Деликатное покашливание одного из соваров вернуло его на землю и напомнило, что кроме Амброуза Келли здесь присутствуют и другие люди, а также что сейчас Рамадан, а потому эскорту и афганской охране не терпится вернуться в казармы вовремя, чтобы успеть прочитать обычные вечерние молитвы, прежде чем заход солнца позволит разговеться.
– А ну, Рози, давай кто первый до реки!
Он повернул прочь от руин старого военного городка и, пустив лошадь в галоп, со смехом поскакал обратно к Бала-Хиссару, вырезавшемуся черным силуэтом на фоне ярко-золотого вечернего неба.
Аш, покинувший крепость несколько позже обычного, проходил мимо, когда маленькая группа разведчиков въезжала в ворота Шах-Шахи. Но Уолли не увидел друга. Солнце все еще стояло над горизонтом, но Бала-Хиссар накрывала тень, и воздух под темной аркой ворот был до такой степени насыщен пылью и дымом, что Аш остался незамеченным. Он услышал, как Келли говорит:
– Ты мне должен бутылку рейнвейна, юный Уолтер, и, ей-богу, она придется очень кстати: я умираю от жажды.
А потом они оба скрылись из виду.
Аш тоже томился жаждой, поскольку роль Сайед Акбара обязывала соблюдать пост. Вдобавок всем работникам мунши сегодня пришлось изрядно потрудиться: один из расквартированных в Бала-Хиссаре полков, Ардальский полк, совсем недавно прибывший из Туркестана, потребовал жалованье за три месяца и это требование, удивительное дело, пообещали удовлетворить завтра. Мунши в числе прочих получил приказ произвести все необходимые приготовления, и Аш и другие ликхни валлахи (писцы) корпели весь день, составляя списки имен и званий вкупе с различными суммами, причитающимися каждому человеку, и подсчитывая общую сумму, которую надлежит взять из государственной казны.
Справиться с делом было бы нетрудно, когда бы приказ поступил заблаговременно, но из-за недостатка времени и в силу того, что работать приходилось на пустой желудок – и по большей части в жаркой и душной клетушке, – задача оказалась весьма и весьма нелегкой. От полдневного отдыха пришлось отказаться, и Аш изнемогал от усталости и жажды ко времени, когда работа была закончена и он смог убрать с окна бело-голубую вазу и вернуться в дом сирдара, к Анджули.

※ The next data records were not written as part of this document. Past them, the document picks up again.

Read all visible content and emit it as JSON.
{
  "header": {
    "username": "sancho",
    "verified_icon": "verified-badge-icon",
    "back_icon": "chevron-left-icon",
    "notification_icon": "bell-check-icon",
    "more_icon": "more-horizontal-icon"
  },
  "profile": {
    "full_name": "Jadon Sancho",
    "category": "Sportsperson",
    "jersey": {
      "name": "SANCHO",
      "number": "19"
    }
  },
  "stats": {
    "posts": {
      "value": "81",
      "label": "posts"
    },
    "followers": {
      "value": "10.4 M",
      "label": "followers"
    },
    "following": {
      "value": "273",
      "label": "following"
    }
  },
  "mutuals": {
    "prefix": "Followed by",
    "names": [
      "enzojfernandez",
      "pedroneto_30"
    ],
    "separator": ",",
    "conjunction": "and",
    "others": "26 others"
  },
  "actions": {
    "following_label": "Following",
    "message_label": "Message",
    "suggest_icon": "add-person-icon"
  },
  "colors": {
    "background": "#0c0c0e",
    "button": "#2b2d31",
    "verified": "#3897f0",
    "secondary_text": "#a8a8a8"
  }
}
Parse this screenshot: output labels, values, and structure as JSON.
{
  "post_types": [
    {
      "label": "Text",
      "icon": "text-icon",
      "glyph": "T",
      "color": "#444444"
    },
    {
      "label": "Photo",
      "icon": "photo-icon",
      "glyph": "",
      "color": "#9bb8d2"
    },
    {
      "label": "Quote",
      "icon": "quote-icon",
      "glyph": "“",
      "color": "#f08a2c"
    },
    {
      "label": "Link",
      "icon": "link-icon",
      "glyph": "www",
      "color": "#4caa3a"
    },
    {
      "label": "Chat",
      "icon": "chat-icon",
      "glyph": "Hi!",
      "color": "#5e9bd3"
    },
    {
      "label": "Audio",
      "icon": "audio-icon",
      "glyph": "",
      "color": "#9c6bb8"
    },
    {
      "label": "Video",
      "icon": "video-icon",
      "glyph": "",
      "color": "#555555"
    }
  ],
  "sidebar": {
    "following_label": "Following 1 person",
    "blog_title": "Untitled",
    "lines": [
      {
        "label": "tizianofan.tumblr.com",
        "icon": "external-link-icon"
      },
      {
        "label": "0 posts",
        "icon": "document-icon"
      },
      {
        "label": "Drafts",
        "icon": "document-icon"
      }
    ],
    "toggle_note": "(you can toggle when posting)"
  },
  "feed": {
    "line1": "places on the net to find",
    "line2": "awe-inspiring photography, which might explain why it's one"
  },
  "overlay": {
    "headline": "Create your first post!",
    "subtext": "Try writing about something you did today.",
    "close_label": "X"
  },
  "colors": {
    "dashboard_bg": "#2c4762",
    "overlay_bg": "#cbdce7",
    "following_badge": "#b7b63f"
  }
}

Но несмотря на усталость, он испытывал огромное облегчение и внезапный прилив надежды и оптимизма.
Назначенная на завтра выплата жалованья Ардальскому полку свидетельствовала, что эмир и министры наконец поняли: иметь голодную и мятежную армию гораздо опаснее, чем не иметь вовсе никакой, – и, несмотря на все свои заявления об отсутствии средств, все же решили найти деньги, пока очередной полк не взбунтовался. Это был огромный шаг в нужном направлении, и Аш видел в нем добрый знак.
Он радовался и по поводу Уолли, чей сегодняшний условный сигнал показывал, что у них одинаковый ход мыслей. Это обстоятельство само по себе воодушевляло чуть ли не так же, как история с Ардальским полком. Душу грело сознание, что они скоро увидятся и теперь, когда опасность восстания, угрожавшая иностранцам в крепости, практически устранена, снова смогут разговаривать на «приятные темы».
Новость о предстоящей выплате жалованья полкам пролетела по Кабулу, точно свежий ветер, остудив накаленную атмосферу и развеяв клокочущую мрачную ярость, долго там копившуюся, и Аш чувствовал благоприятную перемену каждым нервом своего существа. Когда он отступил в сторону в тени ворот Шах-Шахи, пропуская Уолли и доктора Келли, и услышал смех Уолли в ответ на слова доктора, он заразился радостным настроением друга и моментально воспрял духом. Он вдруг забыл про усталость и жажду и пошел дальше более легким шагом по грунтовой дороге за наружной стеной крепости и узким городским улицам, впервые за много месяцев ощущая, что вечерний воздух дышит миром и спокойствием.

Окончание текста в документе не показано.